Avec l’aide d’une société savante et de quelques riches mécènes invité à la démonstration de son projet, le professeur Mabouloff (Crazyloff, dans la plupart des versions anglo-saxonnes), prépare longuement dans une usine son véhicule, puis s’embarque avec ses compagnons pour un voyage vers le soleil.

Départ du train des étoiles pour les Alpes traversées en train et à bord d'un mini-bus mécanique. Le transport stellaire original prend son élan grâce au versant de la montagne.

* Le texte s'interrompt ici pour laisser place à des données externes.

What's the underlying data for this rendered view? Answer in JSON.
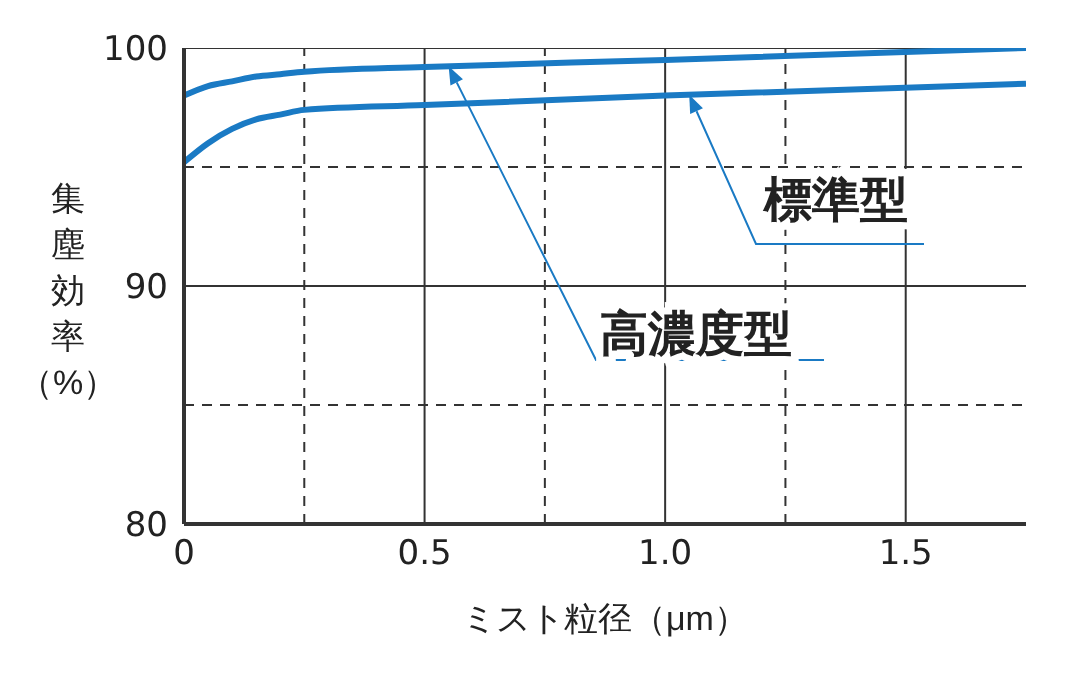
{
  "chart_data": {
    "type": "line",
    "xlabel": "ミスト粒径（μm）",
    "ylabel": "集塵効率（%）",
    "xlim": [
      0,
      1.75
    ],
    "ylim": [
      80,
      100
    ],
    "xticks": [
      0,
      {
        "value": 0.25,
        "label": null
      },
      {
        "value": 0.5,
        "label": "0.5"
      },
      {
        "value": 0.75,
        "label": null
      },
      {
        "value": 1,
        "label": "1.0"
      },
      {
        "value": 1.25,
        "label": null
      },
      {
        "value": 1.5,
        "label": "1.5"
      }
    ],
    "yticks": [
      80,
      {
        "value": 85,
        "label": null
      },
      90,
      {
        "value": 95,
        "label": null
      },
      100
    ],
    "grid": true,
    "marker": "none",
    "line_style": "solid",
    "series": [
      {
        "name": "高濃度型",
        "color": "#1a7ac4",
        "x": [
          0,
          0.05,
          0.1,
          0.15,
          0.2,
          0.25,
          0.5,
          1,
          1.75
        ],
        "values": [
          98,
          98.4,
          98.6,
          98.8,
          98.9,
          99,
          99.2,
          99.5,
          100
        ]
      },
      {
        "name": "標準型",
        "color": "#1a7ac4",
        "x": [
          0,
          0.05,
          0.1,
          0.15,
          0.2,
          0.25,
          0.5,
          1,
          1.75
        ],
        "values": [
          95.2,
          96,
          96.6,
          97,
          97.2,
          97.4,
          97.6,
          98,
          98.5
        ]
      }
    ]
  }
}
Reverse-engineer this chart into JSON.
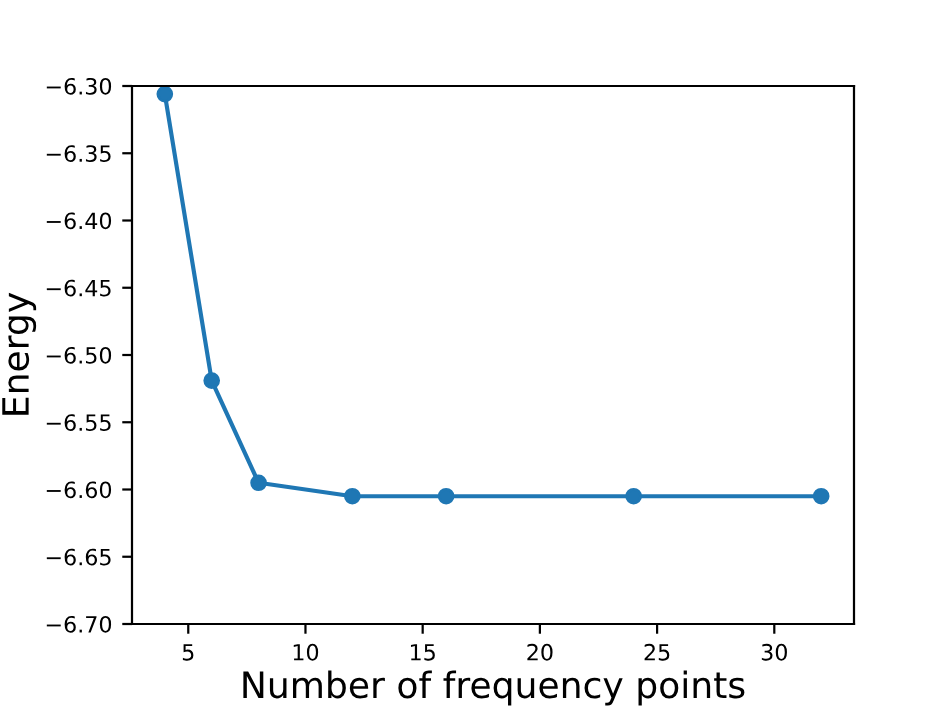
{
  "chart_data": {
    "type": "line",
    "xlabel": "Number of frequency points",
    "ylabel": "Energy",
    "x": [
      4,
      6,
      8,
      12,
      16,
      24,
      32
    ],
    "series": [
      {
        "color": "#1f77b4",
        "values": [
          -6.306,
          -6.519,
          -6.595,
          -6.605,
          -6.605,
          -6.605,
          -6.605
        ]
      }
    ],
    "xlim": [
      2.6,
      33.4
    ],
    "ylim": [
      -6.7,
      -6.3
    ],
    "xticks": [
      5,
      10,
      15,
      20,
      25,
      30
    ],
    "yticks": [
      {
        "value": -6.7,
        "label": "−6.70"
      },
      {
        "value": -6.65,
        "label": "−6.65"
      },
      {
        "value": -6.6,
        "label": "−6.60"
      },
      {
        "value": -6.55,
        "label": "−6.55"
      },
      {
        "value": -6.5,
        "label": "−6.50"
      },
      {
        "value": -6.45,
        "label": "−6.45"
      },
      {
        "value": -6.4,
        "label": "−6.40"
      },
      {
        "value": -6.35,
        "label": "−6.35"
      },
      {
        "value": -6.3,
        "label": "−6.30"
      }
    ],
    "marker": "circle",
    "grid": false,
    "legend": false
  }
}
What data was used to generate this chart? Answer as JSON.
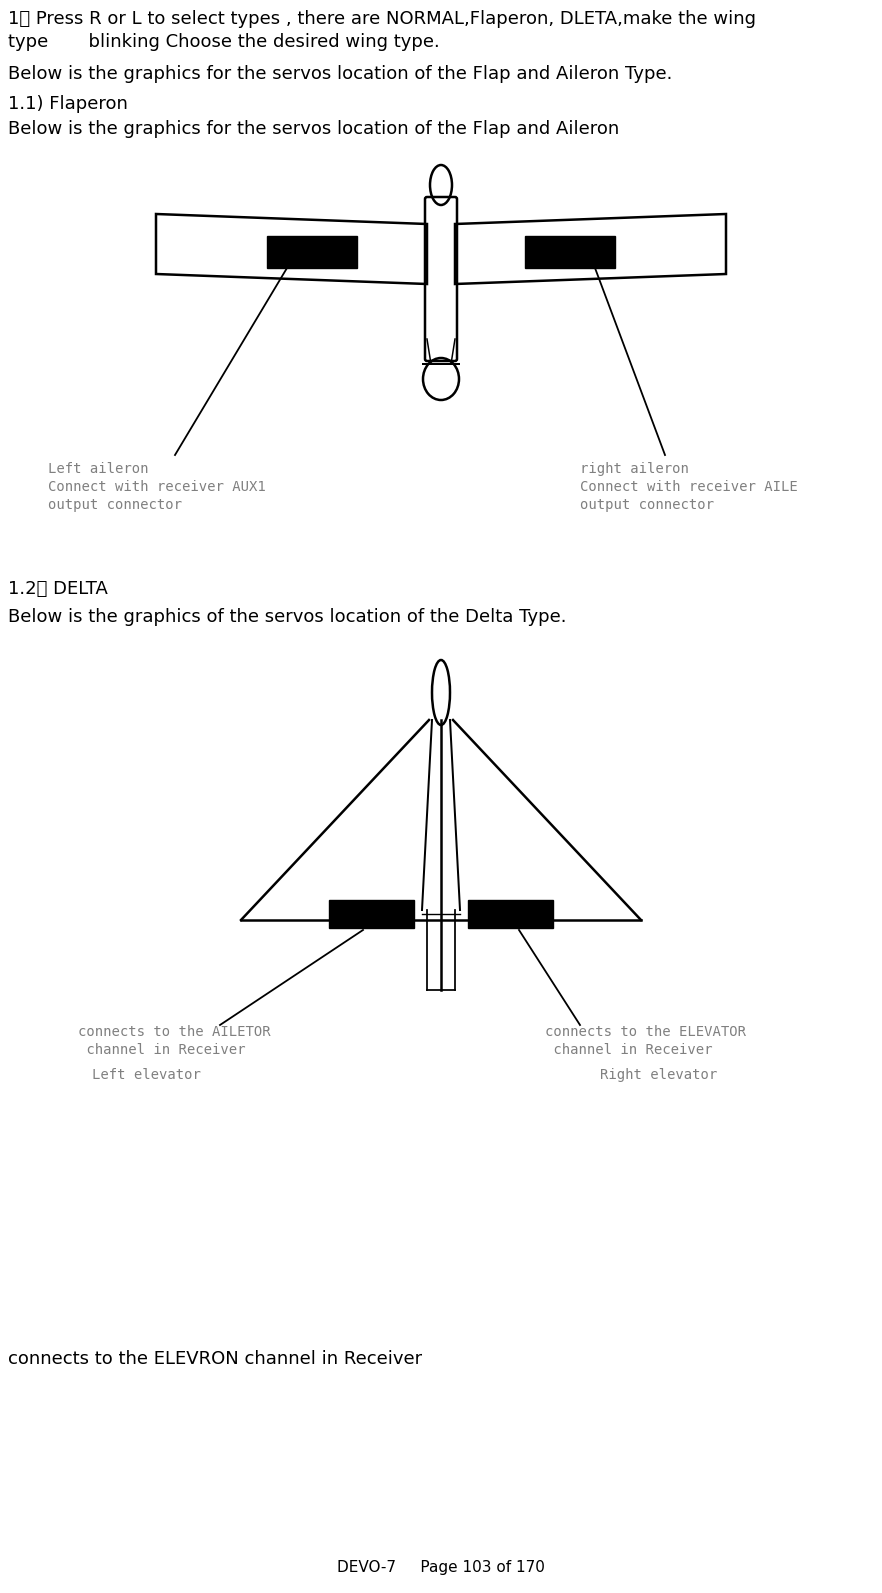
{
  "page_width": 8.82,
  "page_height": 15.93,
  "bg_color": "#ffffff",
  "text_color": "#000000",
  "gray_text": "#808080",
  "line1": "1） Press R or L to select types , there are NORMAL,Flaperon, DLETA,make the wing",
  "line2": "type       blinking Choose the desired wing type.",
  "line3": "Below is the graphics for the servos location of the Flap and Aileron Type.",
  "line4": "1.1) Flaperon",
  "line5": "Below is the graphics for the servos location of the Flap and Aileron",
  "line6": "1.2） DELTA",
  "line7": "Below is the graphics of the servos location of the Delta Type.",
  "line8": "connects to the ELEVRON channel in Receiver",
  "footer": "DEVO-7     Page 103 of 170",
  "fs_body": 13,
  "fs_mono": 10.0,
  "lw": 1.8
}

En avant vers le soleil - Le voyage à travers l'impossible
En avant vers le soleil
Arrivée - Le voyage à travers l'impossible
Arrivée

Le train traverse l'espace, pour finir par pénétrer dans la bouche du Soleil ; qui en rote des flammes ! Ressorti d’on ne sait où il s’écrase sur la surface très accidentée et couverte de feu. S’étant extrait des décombres, la dizaine de passagers se congratule d’être encore en vie, avant de partir à la découverte de l’astre. Ils s’esbaudissent des merveilles qu’ils rencontrent, mais las de la chaleur ambiante, ils montent dans un wagon glacière –miraculeusement indemne !- qui les transforme vite en glaçon géant. Mabouloff, qui était resté à l’extérieur, allume un feu de paille et les décongèle.

Ils décident alors de quitter les lieux pour une autre destination et s’embarquent dans un sous-marin de poche qu’ils avaient emporté.

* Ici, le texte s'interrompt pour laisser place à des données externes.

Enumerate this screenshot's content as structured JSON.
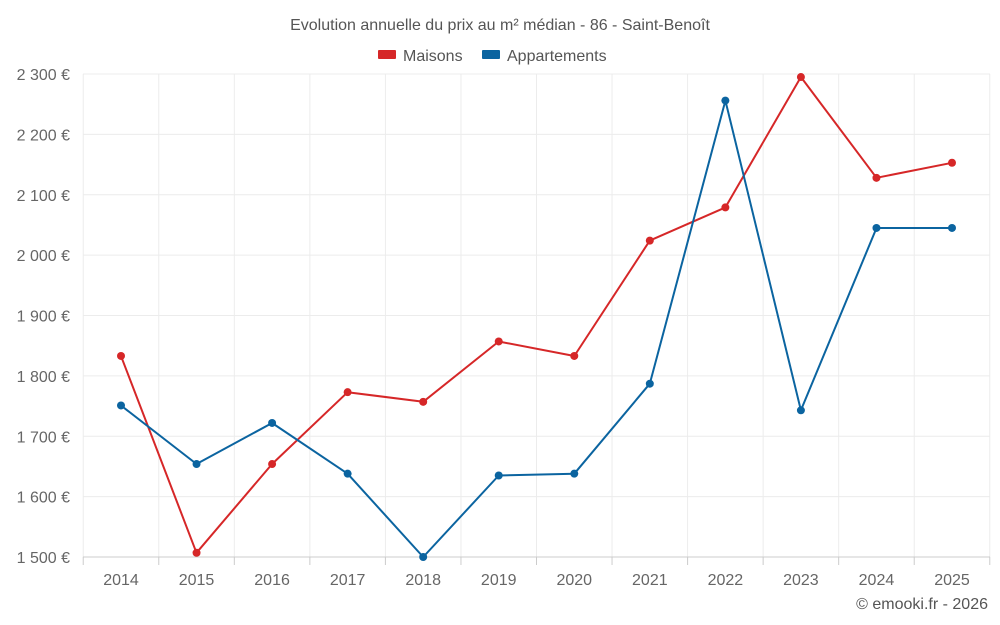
{
  "chart_data": {
    "type": "line",
    "title": "Evolution annuelle du prix au m² médian - 86 - Saint-Benoît",
    "categories": [
      "2014",
      "2015",
      "2016",
      "2017",
      "2018",
      "2019",
      "2020",
      "2021",
      "2022",
      "2023",
      "2024",
      "2025"
    ],
    "series": [
      {
        "name": "Maisons",
        "color": "#d62728",
        "values": [
          1833,
          1507,
          1654,
          1773,
          1757,
          1857,
          1833,
          2024,
          2079,
          2295,
          2128,
          2153
        ]
      },
      {
        "name": "Appartements",
        "color": "#0b64a0",
        "values": [
          1751,
          1654,
          1722,
          1638,
          1500,
          1635,
          1638,
          1787,
          2256,
          1743,
          2045,
          2045
        ]
      }
    ],
    "ylim": [
      1500,
      2300
    ],
    "yticks": [
      1500,
      1600,
      1700,
      1800,
      1900,
      2000,
      2100,
      2200,
      2300
    ],
    "ytick_labels": [
      "1 500 €",
      "1 600 €",
      "1 700 €",
      "1 800 €",
      "1 900 €",
      "2 000 €",
      "2 100 €",
      "2 200 €",
      "2 300 €"
    ],
    "xlabel": "",
    "ylabel": "",
    "grid": true,
    "legend": "top-center",
    "credit": "© emooki.fr - 2026"
  }
}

Les voyageurs quittent le soleil en basculant de son bord et à l'aide d'un parachute pour freiner sa chute, ils plongent rapidement dans les profondeurs de l'océan. Au travers d'une vitre, au milieu d’une généreuse flore sous-marine, les explorateurs apercevront rapidement une pieuvre. Mais le feu prend dans la salle des machines et le submersible explose. Réfugiés dans son nez, ils sont propulsés sur une côte où vivent quelques pécheurs. Fin de l’expédition et fête au village...

Le petit mot de Francis SCHALL

Ce film est une adaptation libre de la pièce de théâtre1 de Jules Verne et Adolphe d'Ennery (elle date de 1882), pièce dans laquelle l’auteur s’auto-parodie quelque peu et fait référence à ses romans "Voyages et aventures du capitaine Hatteras", "Voyage au centre de la terre", "De la terre à la lune", "Vingt mille lieues sous les mers", "L'école des Robinsons", "Maître Zacharius", et "Une Fantaisie du Docteur Ox".

À ses débuts, entre 1879 et 1882, Jules Verne s'est essayé au théâtre. Pour cette pièce-ci, il travaille avec Adolphe d'Ennery (1811-1899), célèbre dramaturge qui nourrit pendant quarante ans les scènes du "boulevard du crime".

Quittons le Soleil à bord d'un submersible ! - Le voyage à travers l'impossible
Quittons le Soleil à bord d'un submersible !

Dans la pièce, le héros, Georges (le fils du capitaine Hatteras, mais qui ignore qui est son père !), ambitionne de faire des voyages extraordinaires, du centre de la Terre aux planètes. Au tréfonds de notre globe, il découvrira un peuple humanoïde d'intra-terrestres. Embarqué ensuite à bord du Nautilus, il découvrira les vestiges de l'Atlantide. Plus tard, il s’envolera jusqu'à la planète Altor, où les villes resplendissent d'or et d'argent.

Qu’est-ce que cela pouvait donner sur scène ? Je serai curieux de le savoir !! Car oui, il existe des pièces de théâtre de science-fiction ; et la liste n’en est pas négligeable, jusqu'à aujourd'hui ! Peut-être reviendrons nous sur le sujet... à la demande ! [Voir forum ?]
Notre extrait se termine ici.